Three charities distribute new business reply envelopes
I’ve spent a lot of my “stamp time” over the past two or three months working on my landscape stamp album pages, but with that project just about wrapped up (more on that at a later date), it’s time to work through the interesting material that has been sitting in my mail tray for weeks or months on end. Today, the focus is on new business reply envelopes bearing stamp-like preprinted images.
We’ll kick things off with this envelope that arrived in a mailing from The Alzheimer’s Disease Fund. The roughly stamp-sized images picture a hiker standing on a rocky outcropping in the mountains, the U.S. Capitol, a head comprised of gears, and the Washington Monument in Washington, D.C.
If you think that man in the mountains looks vaguely familiar, you’re right. Exactly the same image was used on the BRE enclosed in a National Police Association mailing that I mentioned back in July! I’m not aware of any connection between the two organizations, but I presume they must be using the same outfit to prepare their mailings, and that outfit is apparently reusing some of their graphics.

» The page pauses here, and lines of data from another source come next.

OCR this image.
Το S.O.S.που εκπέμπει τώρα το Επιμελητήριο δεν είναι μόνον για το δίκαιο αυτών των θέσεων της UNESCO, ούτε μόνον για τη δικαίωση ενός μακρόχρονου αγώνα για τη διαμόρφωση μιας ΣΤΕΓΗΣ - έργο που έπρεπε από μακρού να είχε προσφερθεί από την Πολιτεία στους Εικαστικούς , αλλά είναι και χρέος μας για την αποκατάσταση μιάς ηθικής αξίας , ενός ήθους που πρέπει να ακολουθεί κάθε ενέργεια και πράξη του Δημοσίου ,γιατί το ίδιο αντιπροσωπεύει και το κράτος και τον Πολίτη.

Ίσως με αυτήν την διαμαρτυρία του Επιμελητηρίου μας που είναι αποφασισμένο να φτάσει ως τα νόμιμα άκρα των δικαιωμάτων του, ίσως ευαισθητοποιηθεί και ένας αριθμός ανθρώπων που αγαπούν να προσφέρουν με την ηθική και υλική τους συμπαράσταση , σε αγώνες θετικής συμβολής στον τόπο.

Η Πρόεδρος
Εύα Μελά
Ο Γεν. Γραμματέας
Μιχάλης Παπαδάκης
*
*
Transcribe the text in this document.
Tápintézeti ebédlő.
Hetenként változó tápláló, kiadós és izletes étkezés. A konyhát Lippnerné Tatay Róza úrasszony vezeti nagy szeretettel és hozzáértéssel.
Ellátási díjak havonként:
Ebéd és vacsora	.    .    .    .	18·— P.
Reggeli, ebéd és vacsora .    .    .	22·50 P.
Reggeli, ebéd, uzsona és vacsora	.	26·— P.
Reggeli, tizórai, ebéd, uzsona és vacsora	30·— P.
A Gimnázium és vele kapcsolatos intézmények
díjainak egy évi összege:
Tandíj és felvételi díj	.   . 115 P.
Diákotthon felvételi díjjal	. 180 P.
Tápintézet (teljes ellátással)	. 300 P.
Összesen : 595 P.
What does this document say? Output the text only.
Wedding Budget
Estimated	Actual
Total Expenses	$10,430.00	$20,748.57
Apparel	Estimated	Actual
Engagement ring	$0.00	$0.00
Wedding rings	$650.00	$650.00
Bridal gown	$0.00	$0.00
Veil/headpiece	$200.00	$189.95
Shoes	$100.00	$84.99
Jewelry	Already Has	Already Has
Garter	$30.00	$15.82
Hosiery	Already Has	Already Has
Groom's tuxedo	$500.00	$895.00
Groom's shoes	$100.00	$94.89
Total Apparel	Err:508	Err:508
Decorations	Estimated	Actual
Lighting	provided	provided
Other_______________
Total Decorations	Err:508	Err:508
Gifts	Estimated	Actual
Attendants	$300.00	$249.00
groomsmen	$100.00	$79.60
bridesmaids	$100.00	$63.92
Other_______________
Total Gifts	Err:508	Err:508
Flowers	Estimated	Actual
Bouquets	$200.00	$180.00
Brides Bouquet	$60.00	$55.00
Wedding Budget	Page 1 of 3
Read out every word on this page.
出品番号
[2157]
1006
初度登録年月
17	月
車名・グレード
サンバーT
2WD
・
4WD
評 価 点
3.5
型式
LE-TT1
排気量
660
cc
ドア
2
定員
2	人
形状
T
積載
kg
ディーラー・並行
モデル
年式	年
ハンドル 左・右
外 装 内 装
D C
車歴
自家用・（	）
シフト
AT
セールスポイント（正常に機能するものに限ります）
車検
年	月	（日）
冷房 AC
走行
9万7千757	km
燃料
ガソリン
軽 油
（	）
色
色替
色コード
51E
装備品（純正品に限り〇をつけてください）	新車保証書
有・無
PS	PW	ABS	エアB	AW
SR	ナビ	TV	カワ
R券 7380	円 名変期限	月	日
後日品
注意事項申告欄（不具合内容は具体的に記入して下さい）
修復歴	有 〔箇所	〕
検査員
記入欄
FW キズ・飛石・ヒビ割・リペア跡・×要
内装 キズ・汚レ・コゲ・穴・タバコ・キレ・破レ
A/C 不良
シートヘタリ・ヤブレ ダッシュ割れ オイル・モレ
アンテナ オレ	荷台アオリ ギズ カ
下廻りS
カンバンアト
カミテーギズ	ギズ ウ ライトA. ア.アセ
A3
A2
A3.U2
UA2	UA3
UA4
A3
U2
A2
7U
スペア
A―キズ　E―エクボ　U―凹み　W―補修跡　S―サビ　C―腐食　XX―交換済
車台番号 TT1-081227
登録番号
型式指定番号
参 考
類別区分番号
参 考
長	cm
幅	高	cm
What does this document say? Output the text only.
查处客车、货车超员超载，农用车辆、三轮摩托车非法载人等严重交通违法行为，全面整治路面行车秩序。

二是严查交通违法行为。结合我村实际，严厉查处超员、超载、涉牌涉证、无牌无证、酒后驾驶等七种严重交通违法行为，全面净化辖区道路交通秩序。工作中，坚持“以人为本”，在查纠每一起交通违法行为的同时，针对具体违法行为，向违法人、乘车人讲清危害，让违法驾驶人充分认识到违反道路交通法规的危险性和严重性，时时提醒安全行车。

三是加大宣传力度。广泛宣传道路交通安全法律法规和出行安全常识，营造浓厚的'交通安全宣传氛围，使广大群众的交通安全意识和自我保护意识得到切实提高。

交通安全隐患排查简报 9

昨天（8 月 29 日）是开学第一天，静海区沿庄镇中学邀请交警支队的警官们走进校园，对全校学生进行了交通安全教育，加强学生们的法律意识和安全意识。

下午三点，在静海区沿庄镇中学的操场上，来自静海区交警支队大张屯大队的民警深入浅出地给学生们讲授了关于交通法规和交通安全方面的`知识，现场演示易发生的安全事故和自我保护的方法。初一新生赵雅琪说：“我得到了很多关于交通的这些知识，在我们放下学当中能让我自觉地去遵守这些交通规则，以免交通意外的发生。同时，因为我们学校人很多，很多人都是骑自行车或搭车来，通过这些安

Next up is an envelope that came from the American Parkinson Disease Association. It features three copies of a design picturing yellow flowers on a blue background--two oriented vertically and the other horizontally—that I originally saw used on an envelope in conjunction with other designs over the summer. At that time, I thought perhaps the magenta ink had been exhausted when that envelope was printed, but this example makes it seem as though the light color scheme was intentional.
Finally, we conclude this batch of BREs with two different examples that were enclosed in mailings from Cal Farley’s Boys Ranch. One of the envelopes has three copies of an image picturing a yellow rose, while the other envelope has three copies of a stamp-sized photograph of a yellow flower.